A five-point plan to save Harvard from itself

Steven Pinker:

The fury was white-hot. Harvard is now the place where using the wrong pronoun is a hanging offense but calling for another Holocaust depends on context. Gay was excoriated not only by conservative politicians but by liberal alumni, donors, and faculty, by pundits across the spectrum, even by a White House spokesperson and by the second gentleman of the United States. Petitions demanding her resignation have circulated in Congress, X, and factions of the Harvard community, and at the time of this writing, a prediction market is posting 1.2:1 odds that she will be ousted by the end of the year.

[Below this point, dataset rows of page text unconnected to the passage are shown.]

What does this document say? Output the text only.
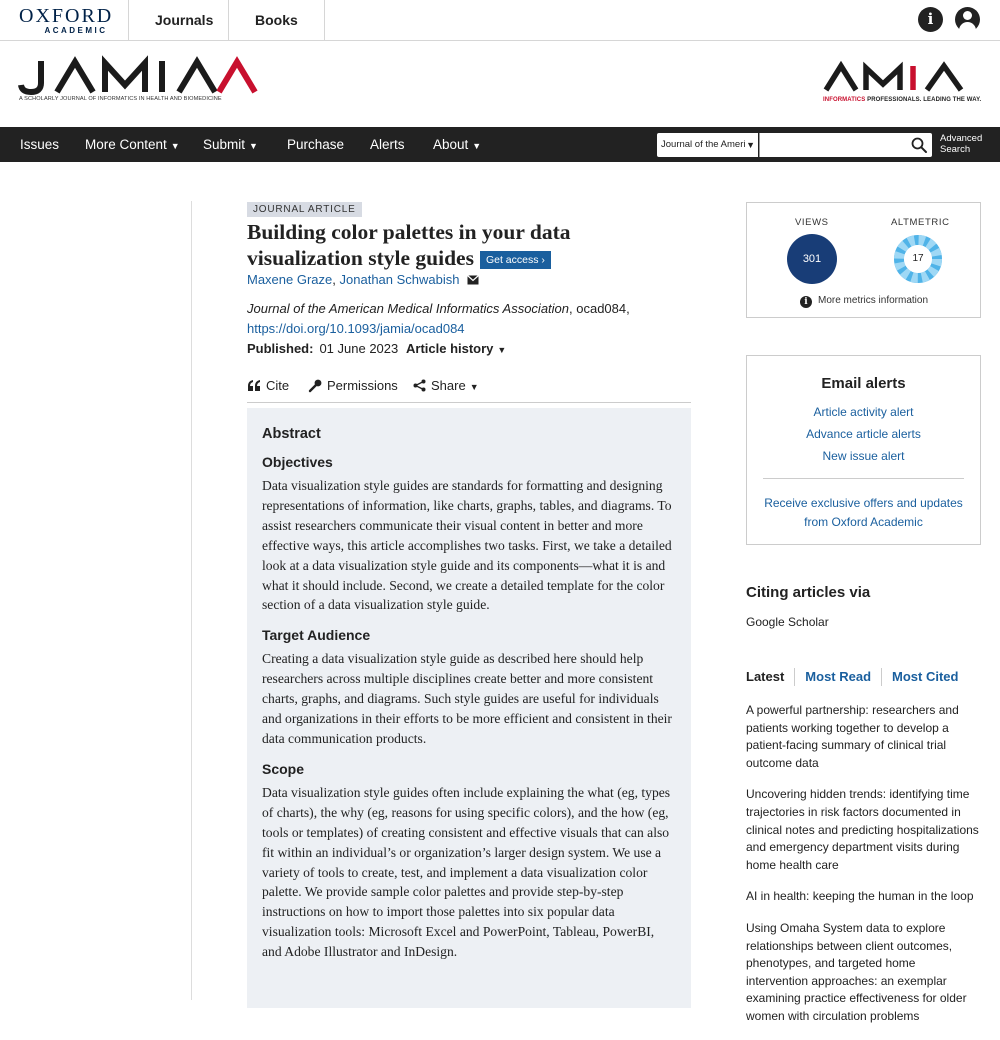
OXFORD
ACADEMIC
Journals	Books	i
A SCHOLARLY JOURNAL OF INFORMATICS IN HEALTH AND BIOMEDICINE	INFORMATICS PROFESSIONALS. LEADING THE WAY.
Issues More Content ▼ Submit ▼ Purchase Alerts About ▼	Journal of the Ameri ▼
Advanced
Search
JOURNAL ARTICLE
Building color palettes in your data
visualization style guides Get access ›
Maxene Graze, Jonathan Schwabish
Journal of the American Medical Informatics Association, ocad084,
https://doi.org/10.1093/jamia/ocad084
Published: 01 June 2023 Article history ▼
Cite	Permissions	Share ▼
Abstract
Objectives
Data visualization style guides are standards for formatting and designing representations of information, like charts, graphs, tables, and diagrams. To assist researchers communicate their visual content in better and more effective ways, this article accomplishes two tasks. First, we take a detailed look at a data visualization style guide and its components—what it is and what it should include. Second, we create a detailed template for the color section of a data visualization style guide.
Target Audience
Creating a data visualization style guide as described here should help researchers across multiple disciplines create better and more consistent charts, graphs, and diagrams. Such style guides are useful for individuals and organizations in their efforts to be more efficient and consistent in their data communication products.
Scope
Data visualization style guides often include explaining the what (eg, types of charts), the why (eg, reasons for using specific colors), and the how (eg, tools or templates) of creating consistent and effective visuals that can also fit within an individual’s or organization’s larger design system. We use a variety of tools to create, test, and implement a data visualization color palette. We provide sample color palettes and provide step-by-step instructions on how to import those palettes into six popular data visualization tools: Microsoft Excel and PowerPoint, Tableau, PowerBI, and Adobe Illustrator and InDesign.
VIEWS	ALTMETRIC
301	17
i More metrics information
Email alerts
Article activity alert
Advance article alerts
New issue alert
Receive exclusive offers and updates from Oxford Academic
Citing articles via
Google Scholar
Latest Most Read Most Cited
A powerful partnership: researchers and patients working together to develop a patient-facing summary of clinical trial outcome data
Uncovering hidden trends: identifying time trajectories in risk factors documented in clinical notes and predicting hospitalizations and emergency department visits during home health care
AI in health: keeping the human in the loop
Using Omaha System data to explore relationships between client outcomes, phenotypes, and targeted home intervention approaches: an exemplar examining practice effectiveness for older women with circulation problems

I don’t believe that firing Gay is the appropriate response to the fiasco. It wasn’t just Gay who fumbled the genocide question but two other elite university presidents — Sally Kornbluth of MIT (my former employer) and Elizabeth Magill of the University of Pennsylvania, who resigned following her testimony — which suggests that the problem with Gay’s performance betrays a deeper problem in American universities.

Congressional inquiries are often televised ambushes, and as Gay walked into the line of fire she had been rendered defenseless by decades of rot in campus policies. In the exchange that went viral, Republican Representative Elise Stefanik of New York asked Gay whether “calling for the genocide of Jews violate Harvard’s rules on bullying and harassment.”